Unakoti Hill: The Lost Hill of Faces
- April 29, 2021
By Vijita Mukherjee
The hilly state of Tripura, located in the North-eastern corner of India is home to a centuries-old Shaivite pilgrimage site, Unakoti. About 178 kilometres from the capital city of Agartala, this ‘Lost Hill of Faces’ or ‘Hall of Faces’ has India’s largest bas-relief sculptures tucked away in a dense forest.
The word ‘Unakoti’ means one less than a ‘koti’ or crore (ten million). Unakoti denotes the supposed number of these statutes that are scattered in this area, known as Raghunandan hills.

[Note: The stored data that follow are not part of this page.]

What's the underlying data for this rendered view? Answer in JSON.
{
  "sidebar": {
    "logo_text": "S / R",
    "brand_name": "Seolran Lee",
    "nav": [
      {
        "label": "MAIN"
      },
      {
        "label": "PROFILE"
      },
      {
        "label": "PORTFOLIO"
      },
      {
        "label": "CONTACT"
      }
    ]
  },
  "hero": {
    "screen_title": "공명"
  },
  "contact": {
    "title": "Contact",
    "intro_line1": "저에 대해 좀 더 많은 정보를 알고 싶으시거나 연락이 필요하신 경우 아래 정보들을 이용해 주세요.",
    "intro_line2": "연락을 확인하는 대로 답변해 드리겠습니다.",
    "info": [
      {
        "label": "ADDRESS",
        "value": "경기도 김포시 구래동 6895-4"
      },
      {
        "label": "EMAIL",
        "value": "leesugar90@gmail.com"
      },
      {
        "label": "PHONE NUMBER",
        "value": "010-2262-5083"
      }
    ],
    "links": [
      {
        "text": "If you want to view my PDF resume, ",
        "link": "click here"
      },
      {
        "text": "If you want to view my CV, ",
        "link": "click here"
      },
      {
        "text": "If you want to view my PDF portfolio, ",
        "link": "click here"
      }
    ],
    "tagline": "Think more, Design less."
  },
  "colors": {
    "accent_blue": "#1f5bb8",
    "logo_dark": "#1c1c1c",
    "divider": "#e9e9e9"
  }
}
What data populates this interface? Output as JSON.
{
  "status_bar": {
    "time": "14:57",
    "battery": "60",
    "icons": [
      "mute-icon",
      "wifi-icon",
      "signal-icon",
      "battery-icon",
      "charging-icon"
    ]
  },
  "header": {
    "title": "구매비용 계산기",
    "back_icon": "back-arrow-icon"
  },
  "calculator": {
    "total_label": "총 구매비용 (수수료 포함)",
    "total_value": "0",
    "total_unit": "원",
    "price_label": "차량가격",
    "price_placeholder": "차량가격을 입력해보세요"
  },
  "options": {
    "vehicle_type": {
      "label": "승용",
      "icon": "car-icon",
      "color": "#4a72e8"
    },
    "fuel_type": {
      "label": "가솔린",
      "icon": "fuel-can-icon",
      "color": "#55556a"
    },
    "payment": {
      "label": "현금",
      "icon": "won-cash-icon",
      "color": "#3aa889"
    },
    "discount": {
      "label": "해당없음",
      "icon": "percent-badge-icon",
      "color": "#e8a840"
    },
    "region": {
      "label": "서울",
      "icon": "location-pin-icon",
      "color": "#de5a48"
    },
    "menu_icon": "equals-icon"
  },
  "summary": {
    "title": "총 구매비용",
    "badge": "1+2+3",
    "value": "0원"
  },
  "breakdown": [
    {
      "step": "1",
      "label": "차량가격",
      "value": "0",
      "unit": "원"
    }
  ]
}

As yet it has not been established who sculpted these massive statues or even exactly when the work began. However, there are many legends that exist about Unakoti and its creation. Here are some interesting ones:
Once one koti (or one crore) gods and goddesses including Lord Shiva were travelling from Kailash to Kashi. They stopped in this very place to rest for the night. It was decided that the next day, at the break of dawn they would all leave for Kashi. Shiva awoke much before sunrise and was ready at the appointed hour. However, much to his chagrin the other gods and goddesses had not moved at all and were fast asleep. Angered with this, Shiva cursed them to stay as still as stones and rocks and he left. And so they, the Unakoti, (one less than a koti or 99,99,999) remain there to this age.